BTW if anyone is building a camper, trailer or even outfitting their Jeep for overlanding/camping, Bontragers Surplus (https://bontragers.com/) is a great place for almost anything you might find in an RV. They're near Elkhart, Indiana (the Detroit of the RV industry) and carry all kinds of things that are surplus to the RV industry. They list a few of their items are on eBay but you really have to visit their 3 buildings and outside lot to see everything. For example, they have hundreds of RV windows and hatches in many sizes and styles and these rarely get listed on eBay. The windows and hatches on the sides of this trailer came from Bontragers.

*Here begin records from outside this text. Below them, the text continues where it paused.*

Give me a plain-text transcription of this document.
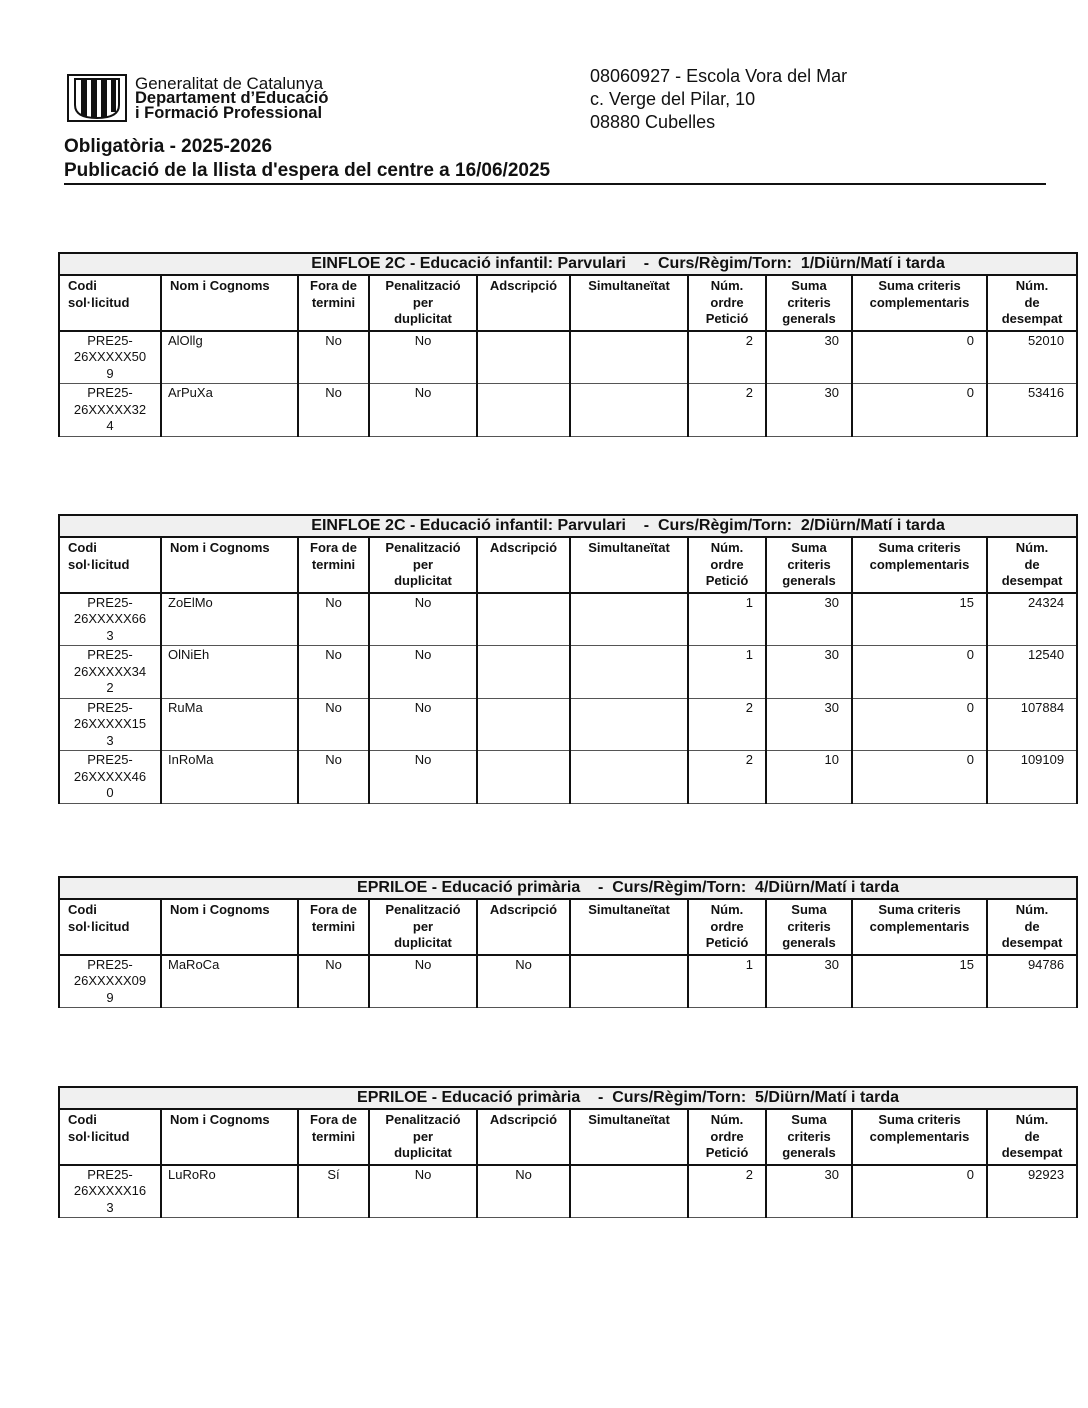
Generalitat de Catalunya
Departament d’Educació
i Formació Professional
08060927 - Escola Vora del Mar
c. Verge del Pilar, 10
08880 Cubelles
Obligatòria - 2025-2026
Publicació de la llista d'espera del centre a 16/06/2025
EINFLOE 2C - Educació infantil: Parvulari    -  Curs/Règim/Torn:  1/Diürn/Matí i tarda									
Codi
sol·licitud	Nom i Cognoms	Fora de
termini	Penalització
per
duplicitat	Adscripció	Simultaneïtat	Núm.
ordre
Petició	Suma
criteris
generals	Suma criteris
complementaris	Núm.
de
desempat
PRE25-
26XXXXX50
9	AlOllg	No	No			2	30	0	52010
PRE25-
26XXXXX32
4	ArPuXa	No	No			2	30	0	53416
EINFLOE 2C - Educació infantil: Parvulari    -  Curs/Règim/Torn:  2/Diürn/Matí i tarda									
Codi
sol·licitud	Nom i Cognoms	Fora de
termini	Penalització
per
duplicitat	Adscripció	Simultaneïtat	Núm.
ordre
Petició	Suma
criteris
generals	Suma criteris
complementaris	Núm.
de
desempat
PRE25-
26XXXXX66
3	ZoElMo	No	No			1	30	15	24324
PRE25-
26XXXXX34
2	OlNiEh	No	No			1	30	0	12540
PRE25-
26XXXXX15
3	RuMa	No	No			2	30	0	107884
PRE25-
26XXXXX46
0	InRoMa	No	No			2	10	0	109109
EPRILOE - Educació primària    -  Curs/Règim/Torn:  4/Diürn/Matí i tarda									
Codi
sol·licitud	Nom i Cognoms	Fora de
termini	Penalització
per
duplicitat	Adscripció	Simultaneïtat	Núm.
ordre
Petició	Suma
criteris
generals	Suma criteris
complementaris	Núm.
de
desempat
PRE25-
26XXXXX09
9	MaRoCa	No	No	No		1	30	15	94786
EPRILOE - Educació primària    -  Curs/Règim/Torn:  5/Diürn/Matí i tarda									
Codi
sol·licitud	Nom i Cognoms	Fora de
termini	Penalització
per
duplicitat	Adscripció	Simultaneïtat	Núm.
ordre
Petició	Suma
criteris
generals	Suma criteris
complementaris	Núm.
de
desempat
PRE25-
26XXXXX16
3	LuRoRo	Sí	No	No		2	30	0	92923
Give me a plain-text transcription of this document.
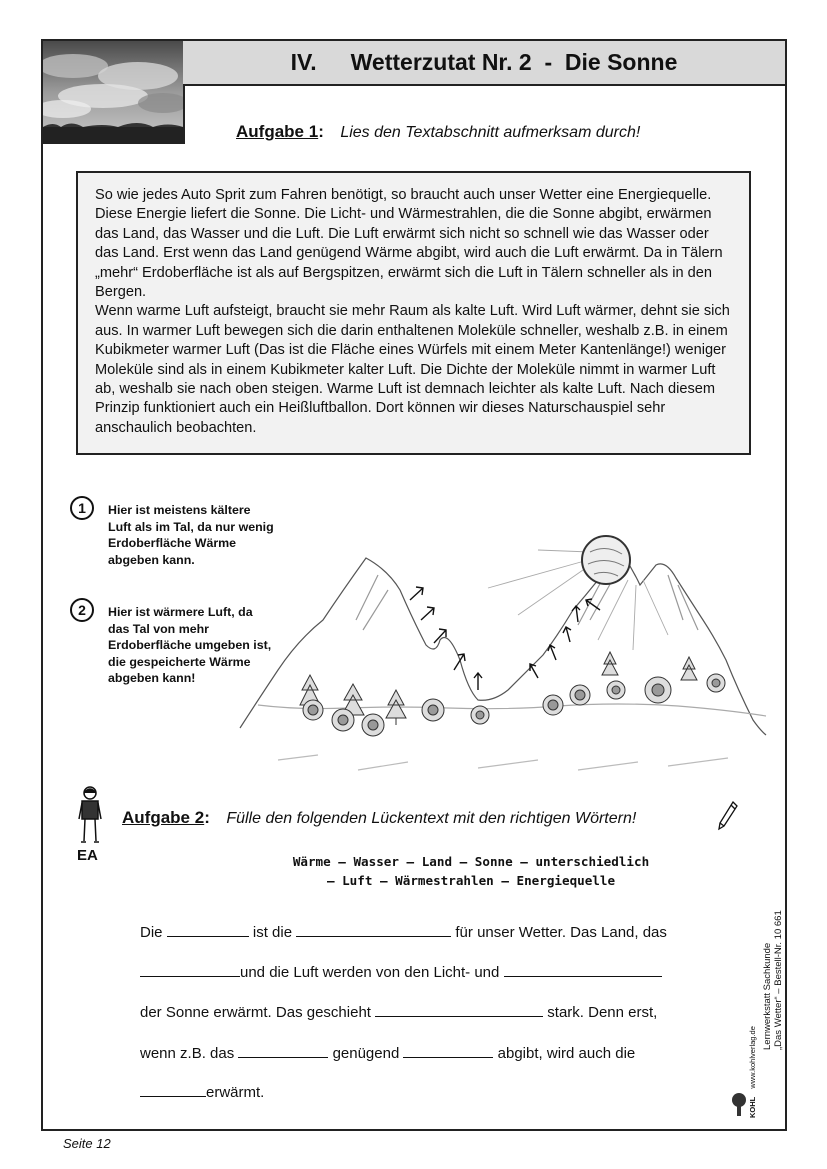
IV. Wetterzutat Nr. 2  -  Die Sonne
Aufgabe 1: Lies den Textabschnitt aufmerksam durch!

So wie jedes Auto Sprit zum Fahren benötigt, so braucht auch unser Wetter eine Energiequelle. Diese Energie liefert die Sonne. Die Licht- und Wärmestrahlen, die die Sonne abgibt, erwärmen das Land, das Wasser und die Luft. Die Luft erwärmt sich nicht so schnell wie das Wasser oder das Land. Erst wenn das Land genügend Wärme abgibt, wird auch die Luft erwärmt. Da in Tälern „mehr“ Erdoberfläche ist als auf Bergspitzen, erwärmt sich die Luft in Tälern schneller als in den Bergen.

Wenn warme Luft aufsteigt, braucht sie mehr Raum als kalte Luft. Wird Luft wärmer, dehnt sie sich aus. In warmer Luft bewegen sich die darin enthaltenen Moleküle schneller, weshalb z.B. in einem Kubikmeter warmer Luft (Das ist die Fläche eines Würfels mit einem Meter Kantenlänge!) weniger Moleküle sind als in einem Kubikmeter kalter Luft. Die Dichte der Moleküle nimmt in warmer Luft ab, weshalb sie nach oben steigen. Warme Luft ist demnach leichter als kalte Luft. Nach diesem Prinzip funktioniert auch ein Heißluftballon. Dort können wir dieses Naturschauspiel sehr anschaulich beobachten.

1	Hier ist meistens kältere Luft als im Tal, da nur wenig Erdoberfläche Wärme abgeben kann.
2	Hier ist wärmere Luft, da das Tal von mehr Erdoberfläche umgeben ist, die gespeicherte Wärme abgeben kann!
EA
Aufgabe 2: Fülle den folgenden Lückentext mit den richtigen Wörtern!
Wärme – Wasser – Land – Sonne – unterschiedlich
– Luft – Wärmestrahlen – Energiequelle
Die	ist die	für unser Wetter. Das Land, das
und die Luft werden von den Licht- und
der Sonne erwärmt. Das geschieht	stark. Denn erst,
wenn z.B. das	genügend	abgibt, wird auch die
erwärmt.
Lernwerkstatt Sachkunde „Das Wetter“ – Bestell-Nr. 10 661
KOHL www.kohlverlag.de
Seite 12
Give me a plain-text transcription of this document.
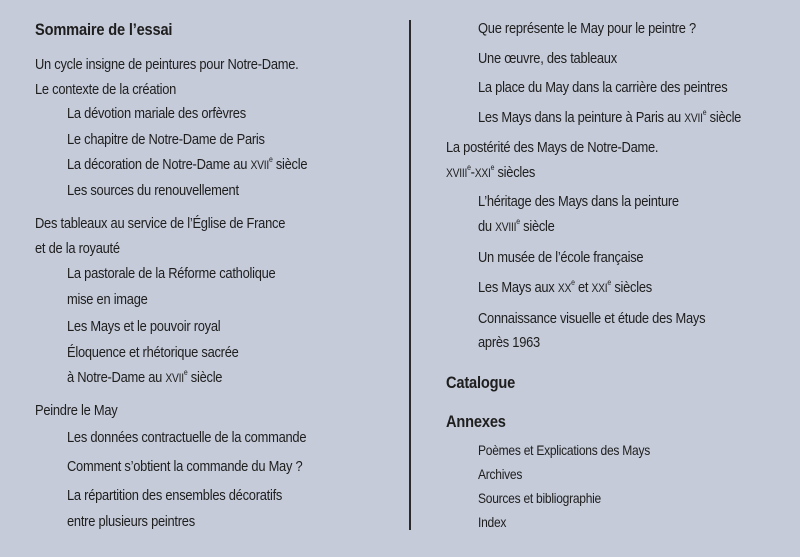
Sommaire de l’essai
Un cycle insigne de peintures pour Notre-Dame.
Le contexte de la création
La dévotion mariale des orfèvres
Le chapitre de Notre-Dame de Paris
La décoration de Notre-Dame au XVIIe siècle
Les sources du renouvellement
Des tableaux au service de l’Église de France
et de la royauté
La pastorale de la Réforme catholique
mise en image
Les Mays et le pouvoir royal
Éloquence et rhétorique sacrée
à Notre-Dame au XVIIe siècle
Peindre le May
Les données contractuelle de la commande
Comment s’obtient la commande du May ?
La répartition des ensembles décoratifs
entre plusieurs peintres
Que représente le May pour le peintre ?
Une œuvre, des tableaux
La place du May dans la carrière des peintres
Les Mays dans la peinture à Paris au XVIIe siècle
La postérité des Mays de Notre-Dame.
XVIIIe-XXIe siècles
L’héritage des Mays dans la peinture
du XVIIIe siècle
Un musée de l’école française
Les Mays aux XXe et XXIe siècles
Connaissance visuelle et étude des Mays
après 1963
Catalogue
Annexes
Poèmes et Explications des Mays
Archives
Sources et bibliographie
Index
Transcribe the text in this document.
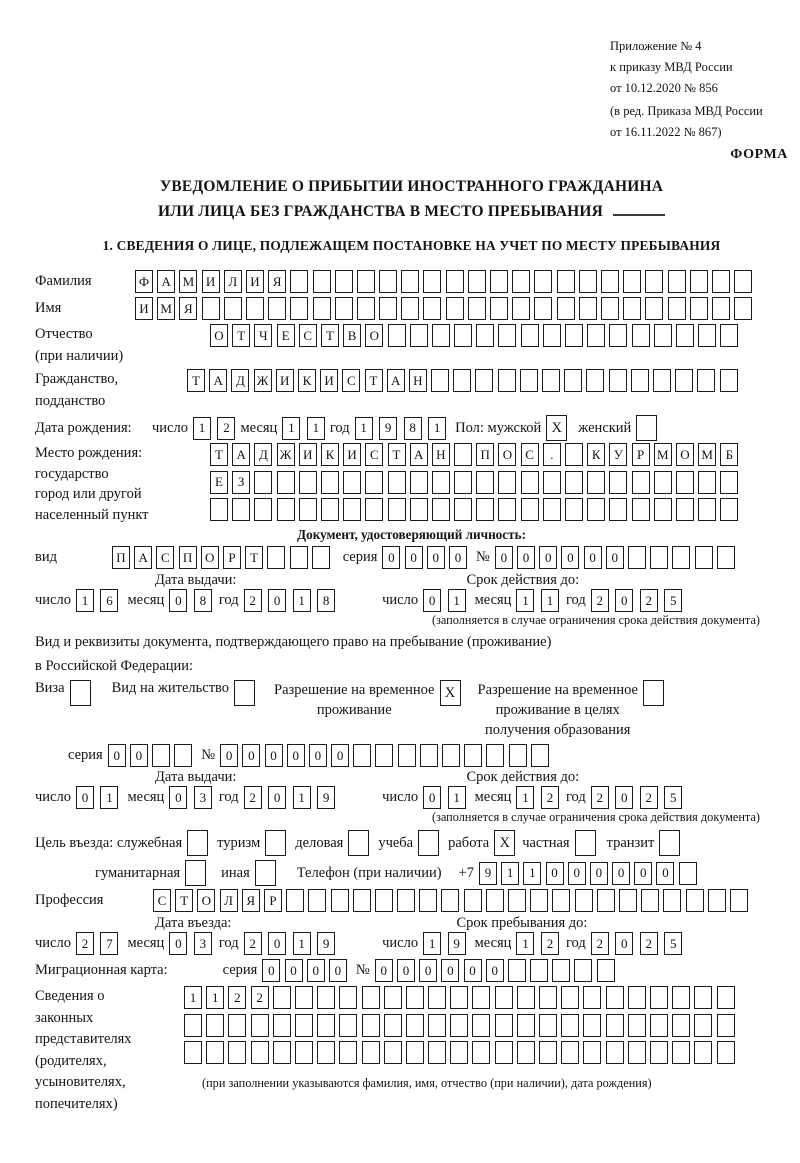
Приложение № 4
к приказу МВД России
от 10.12.2020 № 856
(в ред. Приказа МВД России
от 16.11.2022 № 867)
ФОРМА
УВЕДОМЛЕНИЕ О ПРИБЫТИИ ИНОСТРАННОГО ГРАЖДАНИНА
ИЛИ ЛИЦА БЕЗ ГРАЖДАНСТВА В МЕСТО ПРЕБЫВАНИЯ
1. СВЕДЕНИЯ О ЛИЦЕ, ПОДЛЕЖАЩЕМ ПОСТАНОВКЕ НА УЧЕТ ПО МЕСТУ ПРЕБЫВАНИЯ
Фамилия	Ф А М И	Л	И	Я
Имя	И М Я
Отчество
(при наличии)
О	Т	Ч	Е	С	Т	В	О
Гражданство,
подданство
Т	А	Д Ж И	К	И	С	Т	А Н
Дата рождения:	число 1	2 месяц 1	1 год 1	9	8	1	Пол: мужской X	женский
Место рождения:
государство
город или другой
населенный пункт
Т	А	Д Ж И	К	И	С	Т	А Н	П О	С	.	К	У	Р М О М Б
Е	З
Документ, удостоверяющий личность:
вид	П А	С	П О	Р	Т	серия 0	0	0	0	№ 0	0	0	0	0	0
Дата выдачи:	Срок действия до:
число 1	6	месяц 0	8 год 2	0	1	8	число 0	1	месяц 1	1 год 2	0	2	5
(заполняется в случае ограничения срока действия документа)
Вид и реквизиты документа, подтверждающего право на пребывание (проживание)
в Российской Федерации:
Виза	Вид на жительство	Разрешение на временное
проживание
X	Разрешение на временное
проживание в целях
получения образования
серия 0	0	№ 0	0	0	0	0	0
Дата выдачи:	Срок действия до:
число 0	1	месяц 0	3 год 2	0	1	9	число 0	1	месяц 1	2 год 2	0	2	5
(заполняется в случае ограничения срока действия документа)
Цель въезда: служебная туризм деловая учеба работа X частная	транзит
гуманитарная	иная	Телефон (при наличии) +7 9	1	1	0	0	0	0	0	0
Профессия	С	Т	О	Л	Я	Р
Дата въезда:	Срок пребывания до:
число 2	7	месяц 0	3 год 2	0	1	9	число 1	9	месяц 1	2 год 2	0	2	5
Миграционная карта:	серия 0	0	0	0	№ 0	0	0	0	0	0
Сведения о
законных
представителях
(родителях,
усыновителях,
попечителях)
1	1	2	2
(при заполнении указываются фамилия, имя, отчество (при наличии), дата рождения)
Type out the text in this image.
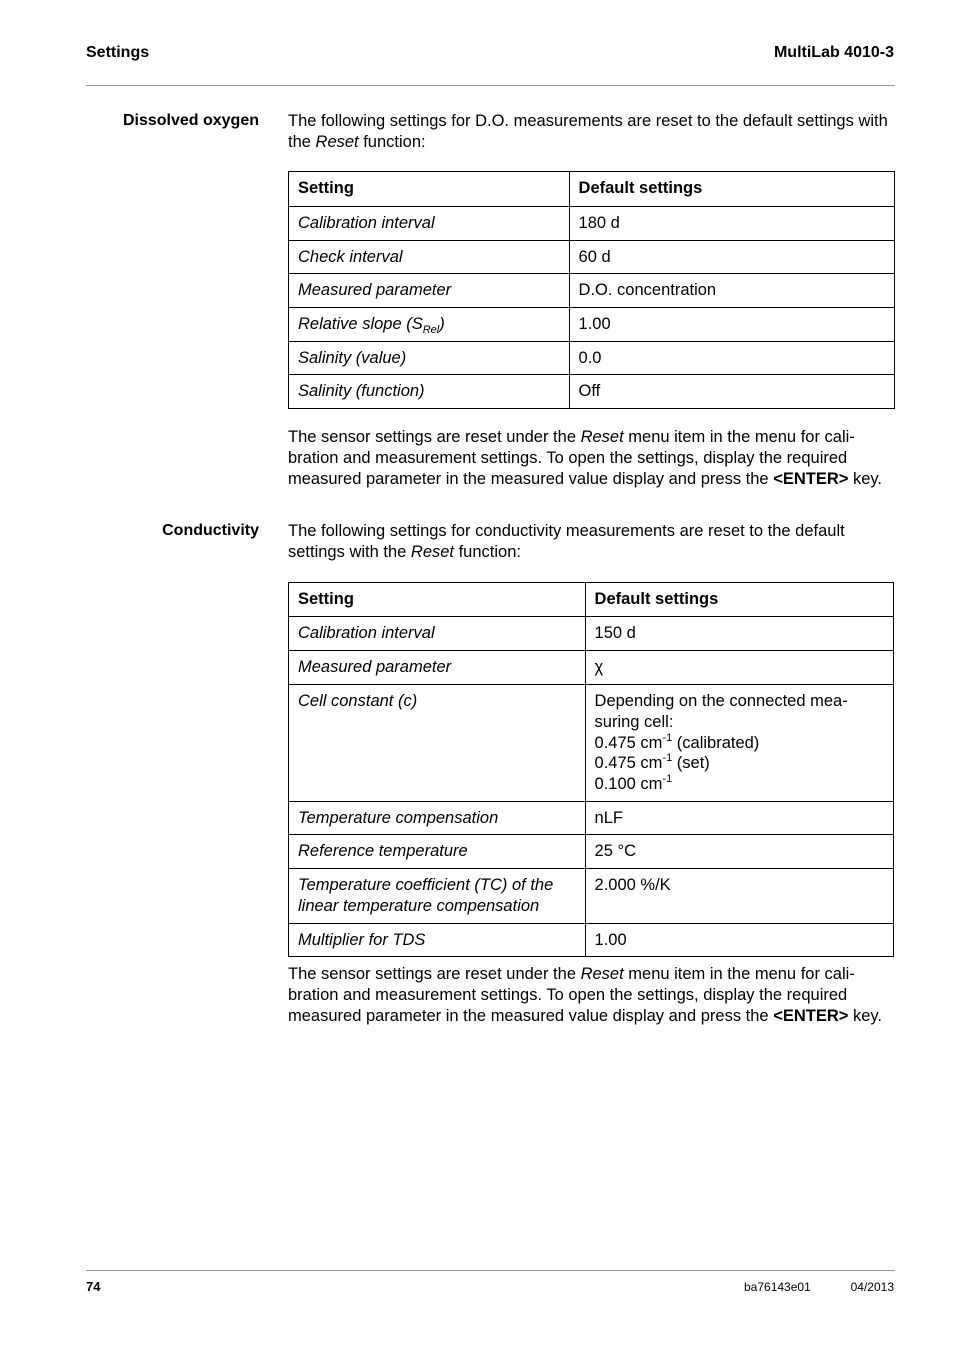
Settings	MultiLab 4010-3
Dissolved oxygen The following settings for D.O. measurements are reset to the default settings with the Reset function:
Setting	Default settings
Calibration interval	180 d
Check interval	60 d
Measured parameter	D.O. concentration
Relative slope $(S_{Rel})$	1.00
Salinity (value)	0.0
Salinity (function)	Off
The sensor settings are reset under the Reset menu item in the menu for cali-bration and measurement settings. To open the settings, display the required measured parameter in the measured value display and press the <ENTER> key.
Conductivity The following settings for conductivity measurements are reset to the default settings with the Reset function:
Setting	Default settings
Calibration interval	150 d
Measured parameter	χ
Cell constant (c)	Depending on the connected mea-suring cell:
0.475 $cm^{-1}$ (calibrated)
0.475 $cm^{-1}$ (set)
0.100 $cm^{-1}$

Temperature compensation	nLF
Reference temperature	25 °C
Temperature coefficient (TC) of the linear temperature compensation	2.000 %/K
Multiplier for TDS	1.00
The sensor settings are reset under the Reset menu item in the menu for cali-bration and measurement settings. To open the settings, display the required measured parameter in the measured value display and press the <ENTER> key.
74	ba76143e01	04/2013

The other thing I may do in the near term is install the wiring and a tie-down for the kitchen battery. The battery will be mounted on the floor just behind the Trail Kitchen and will be charged in several ways. When I was designing the Trax Kitchen for Tentrax I planned that the MORryde Kitchen Battery Charging System could be used to charge from the tow vehicle. While I was doing that design I added a power outlet to the rear bumper of the JKU that's connected to the charging system.

BumperBracket.jpg


BumperBracketInstalled.jpg


Unfortunately MORryde decided not to release the charging system (electrical items are not their primary expertise), but that allowed me to post full details of the system for anyone interested in building their own: https://expeditionportal.com/forum/...factory-hardtops.127687/page-332#post-2996721

The other way the kitchen battery can be charged is through the solar charging system I did last summer. Since the trailer has an XJ Cherokee rack on top the same roof rack that I use on both my JKU and my LJ can be installed up there and the slide-out solar panel mounts to the rack. Pictured below on the JKU, the rack with the slide-out solar panel can also be used on the trailer.

OWSolar.jpg
 

jscherb

Expedition Leader
I've been waiting for a good heavy rain, and I got one this afternoon. Needed to test for leaks in the new camper top.

CamperInRain1.jpg


In this next photo the drip rail is full; there are drain notches in each corner and they're doing their job.

CamperInRain2.jpg


Immediately after the downpour ended I went over every inch of the interior with a flashlight. All dry :).
 

jscherb

Expedition Leader
I did this a while back on the JKU, but just go around to it on the LJ yesterday. Sometimes I really need to know how tall the Jeep is, like trying to enter a parking deck. I put this sticker on the hardtop header with three numbers - the height with nothing on the XJ Cherokee rack on top, the height with just the empty Garvin rack basket, and the height with the roof top tent (closed of course). Now when I enter a low clearance situation I can just flip down the visor to remind myself how much clearance I need.